Lors d’une intervention remarquée devant les députés à Dakar, le Premier ministre sénégalais Ousmane Sonko a vivement critiqué les tentatives de l’Occident visant à imposer des normes sociétales jugées étrangères aux réalités africaines.
une prise de position ferme contre les pressions extérieures
Face à l’Assemblée nationale, Ousmane Sonko a dénoncé avec force ce qu’il qualifie de « tentative d’imposition » de l’homosexualité par les puissances occidentales. Selon lui, ces dynamiques s’inscrivent dans une logique de souveraineté culturelle bafouée, où des valeurs endogènes seraient menacées par des influences extérieures.
Le chef du gouvernement a souligné que le Sénégal, comme l’ensemble du continent, doit préserver ses traditions et son identité face aux pressions internationales. Une position qui s’inscrit dans un débat plus large sur l’autodétermination africaine et la résistance aux modèles imposés.

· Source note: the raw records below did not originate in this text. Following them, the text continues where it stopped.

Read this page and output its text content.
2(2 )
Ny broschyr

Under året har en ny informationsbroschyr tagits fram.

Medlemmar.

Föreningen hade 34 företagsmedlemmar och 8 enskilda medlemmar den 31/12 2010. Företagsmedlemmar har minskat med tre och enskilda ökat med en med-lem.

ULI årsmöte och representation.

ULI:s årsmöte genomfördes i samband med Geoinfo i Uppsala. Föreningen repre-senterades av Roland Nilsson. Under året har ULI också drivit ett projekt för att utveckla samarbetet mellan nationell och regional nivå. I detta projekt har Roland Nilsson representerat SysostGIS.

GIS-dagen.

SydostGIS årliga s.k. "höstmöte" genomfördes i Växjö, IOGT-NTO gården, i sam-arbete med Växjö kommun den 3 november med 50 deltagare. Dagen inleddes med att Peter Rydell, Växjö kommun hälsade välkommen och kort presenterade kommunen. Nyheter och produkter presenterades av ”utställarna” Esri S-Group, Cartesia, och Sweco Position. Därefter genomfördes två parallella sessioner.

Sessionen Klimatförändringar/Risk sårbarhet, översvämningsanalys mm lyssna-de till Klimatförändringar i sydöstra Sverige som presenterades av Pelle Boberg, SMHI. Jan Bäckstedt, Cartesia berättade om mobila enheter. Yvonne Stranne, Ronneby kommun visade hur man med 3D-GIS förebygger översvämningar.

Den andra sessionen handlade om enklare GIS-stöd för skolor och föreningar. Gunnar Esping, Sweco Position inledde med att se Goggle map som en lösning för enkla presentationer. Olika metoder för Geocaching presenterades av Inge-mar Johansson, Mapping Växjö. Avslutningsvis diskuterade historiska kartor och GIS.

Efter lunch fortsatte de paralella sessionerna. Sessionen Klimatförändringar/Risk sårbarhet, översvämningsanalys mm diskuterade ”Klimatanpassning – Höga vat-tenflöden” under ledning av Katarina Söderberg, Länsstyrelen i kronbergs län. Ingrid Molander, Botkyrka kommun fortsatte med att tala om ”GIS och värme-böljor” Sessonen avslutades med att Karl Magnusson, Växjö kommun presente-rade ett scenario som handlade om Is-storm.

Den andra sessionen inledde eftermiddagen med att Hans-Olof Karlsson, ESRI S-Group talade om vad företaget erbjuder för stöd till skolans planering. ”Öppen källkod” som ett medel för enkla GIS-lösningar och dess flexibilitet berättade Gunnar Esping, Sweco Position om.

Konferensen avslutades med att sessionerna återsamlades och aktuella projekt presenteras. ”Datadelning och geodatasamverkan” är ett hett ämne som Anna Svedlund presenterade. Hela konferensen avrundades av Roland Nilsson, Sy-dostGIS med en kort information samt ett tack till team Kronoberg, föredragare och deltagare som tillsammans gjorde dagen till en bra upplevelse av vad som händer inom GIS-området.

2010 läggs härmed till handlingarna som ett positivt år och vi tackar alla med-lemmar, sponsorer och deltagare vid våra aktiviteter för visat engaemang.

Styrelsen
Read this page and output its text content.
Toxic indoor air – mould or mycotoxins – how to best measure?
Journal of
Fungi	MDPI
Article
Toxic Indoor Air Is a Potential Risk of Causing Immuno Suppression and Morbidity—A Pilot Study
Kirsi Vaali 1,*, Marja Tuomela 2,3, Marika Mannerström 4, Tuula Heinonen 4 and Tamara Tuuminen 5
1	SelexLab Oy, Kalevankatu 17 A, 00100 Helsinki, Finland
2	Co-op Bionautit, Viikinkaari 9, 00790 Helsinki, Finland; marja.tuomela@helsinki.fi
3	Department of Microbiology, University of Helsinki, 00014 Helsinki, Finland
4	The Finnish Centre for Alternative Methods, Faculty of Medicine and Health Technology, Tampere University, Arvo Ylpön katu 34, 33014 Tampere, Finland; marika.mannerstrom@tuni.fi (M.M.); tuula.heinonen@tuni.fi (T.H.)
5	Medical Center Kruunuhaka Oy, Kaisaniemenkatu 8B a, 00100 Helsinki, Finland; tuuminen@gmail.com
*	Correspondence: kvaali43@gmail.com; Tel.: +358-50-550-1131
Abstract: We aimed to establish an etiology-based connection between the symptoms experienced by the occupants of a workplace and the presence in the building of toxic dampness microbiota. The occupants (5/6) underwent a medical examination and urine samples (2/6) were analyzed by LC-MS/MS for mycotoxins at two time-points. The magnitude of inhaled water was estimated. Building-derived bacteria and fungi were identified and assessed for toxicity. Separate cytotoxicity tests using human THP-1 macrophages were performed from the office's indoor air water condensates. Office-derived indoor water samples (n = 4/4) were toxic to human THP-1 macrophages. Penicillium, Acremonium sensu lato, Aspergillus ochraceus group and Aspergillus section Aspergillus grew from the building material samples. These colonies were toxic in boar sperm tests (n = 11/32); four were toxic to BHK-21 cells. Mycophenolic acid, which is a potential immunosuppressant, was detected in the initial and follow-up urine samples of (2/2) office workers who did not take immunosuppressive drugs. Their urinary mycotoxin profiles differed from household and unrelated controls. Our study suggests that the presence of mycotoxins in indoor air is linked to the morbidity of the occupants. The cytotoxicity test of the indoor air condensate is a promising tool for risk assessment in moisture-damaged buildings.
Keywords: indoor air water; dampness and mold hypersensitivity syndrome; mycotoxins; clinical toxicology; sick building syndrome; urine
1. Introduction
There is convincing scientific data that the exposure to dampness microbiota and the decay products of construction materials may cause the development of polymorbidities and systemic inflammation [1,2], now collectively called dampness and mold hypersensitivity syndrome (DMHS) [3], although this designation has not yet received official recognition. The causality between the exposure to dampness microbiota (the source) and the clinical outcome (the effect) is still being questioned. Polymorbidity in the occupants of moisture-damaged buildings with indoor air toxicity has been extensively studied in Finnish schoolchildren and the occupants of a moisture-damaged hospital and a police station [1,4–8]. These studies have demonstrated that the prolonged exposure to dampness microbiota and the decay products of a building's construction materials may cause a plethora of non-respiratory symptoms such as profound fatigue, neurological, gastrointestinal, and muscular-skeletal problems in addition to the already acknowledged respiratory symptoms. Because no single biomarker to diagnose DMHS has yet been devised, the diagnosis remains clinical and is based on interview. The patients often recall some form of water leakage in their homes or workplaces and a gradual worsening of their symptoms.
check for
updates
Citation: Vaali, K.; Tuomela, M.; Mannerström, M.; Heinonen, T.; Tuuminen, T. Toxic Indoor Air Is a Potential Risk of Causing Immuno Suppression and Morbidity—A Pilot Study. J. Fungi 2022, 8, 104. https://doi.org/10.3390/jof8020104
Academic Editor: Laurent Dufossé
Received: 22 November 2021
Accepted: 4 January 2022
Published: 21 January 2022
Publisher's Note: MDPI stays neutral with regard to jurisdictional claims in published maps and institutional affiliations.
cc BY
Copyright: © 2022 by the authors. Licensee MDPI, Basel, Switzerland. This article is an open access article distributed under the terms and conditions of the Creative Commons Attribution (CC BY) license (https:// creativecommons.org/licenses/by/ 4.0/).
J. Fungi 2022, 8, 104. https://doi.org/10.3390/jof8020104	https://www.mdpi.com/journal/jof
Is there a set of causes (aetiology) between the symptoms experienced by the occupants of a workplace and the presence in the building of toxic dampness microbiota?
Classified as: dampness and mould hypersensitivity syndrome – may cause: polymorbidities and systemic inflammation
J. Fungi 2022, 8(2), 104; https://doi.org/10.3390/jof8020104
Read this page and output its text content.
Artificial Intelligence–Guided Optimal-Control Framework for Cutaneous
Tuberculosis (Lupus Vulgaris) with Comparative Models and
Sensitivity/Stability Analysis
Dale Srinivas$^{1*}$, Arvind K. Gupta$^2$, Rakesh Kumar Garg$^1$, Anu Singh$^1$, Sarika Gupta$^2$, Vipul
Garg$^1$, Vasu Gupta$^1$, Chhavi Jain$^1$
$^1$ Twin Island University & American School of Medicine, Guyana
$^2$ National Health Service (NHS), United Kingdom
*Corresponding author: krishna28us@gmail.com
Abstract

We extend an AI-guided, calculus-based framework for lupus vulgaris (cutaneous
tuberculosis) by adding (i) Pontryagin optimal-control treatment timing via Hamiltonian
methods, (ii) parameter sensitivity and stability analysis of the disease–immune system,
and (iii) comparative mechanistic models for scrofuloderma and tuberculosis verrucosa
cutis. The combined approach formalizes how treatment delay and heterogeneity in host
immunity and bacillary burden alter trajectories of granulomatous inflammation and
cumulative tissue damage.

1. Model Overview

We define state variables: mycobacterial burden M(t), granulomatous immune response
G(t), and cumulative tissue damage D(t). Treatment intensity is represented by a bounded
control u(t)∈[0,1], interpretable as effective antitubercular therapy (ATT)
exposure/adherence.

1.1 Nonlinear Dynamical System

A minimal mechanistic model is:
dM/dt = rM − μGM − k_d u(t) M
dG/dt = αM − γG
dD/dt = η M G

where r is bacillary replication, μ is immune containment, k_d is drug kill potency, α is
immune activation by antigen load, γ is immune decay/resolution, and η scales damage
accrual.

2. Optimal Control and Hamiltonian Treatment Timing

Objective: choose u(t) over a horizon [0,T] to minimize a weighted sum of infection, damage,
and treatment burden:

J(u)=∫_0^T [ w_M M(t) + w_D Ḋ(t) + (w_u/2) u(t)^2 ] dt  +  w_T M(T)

réactions et enjeux sociétaux au Sénégal
Cette déclaration intervient dans un contexte où les questions liées à l’homosexualité et l’homophobie restent des sujets sensibles dans de nombreux pays africains. Ousmane Sonko a rappelé que la lutte contre le VIH/sida doit s’accompagner d’une approche respectueuse des spécificités locales, sans céder aux injonctions extérieures.
Son discours a également mis en lumière les tensions entre Bassirou Diomaye Faye et les orientations politiques récentes, reflétant une volonté d’affirmer une ligne souverainiste face aux partenaires internationaux.
perspectives et débats en afrique
Cette prise de parole s’ajoute à une série de discussions sur la place de l’Afrique dans les débats globaux. Alors que certains pays africains réaffirment leur refus des modèles imposés, cette intervention de Ousmane Sonko pourrait relancer les débats sur les valeurs africaines et la coopération internationale.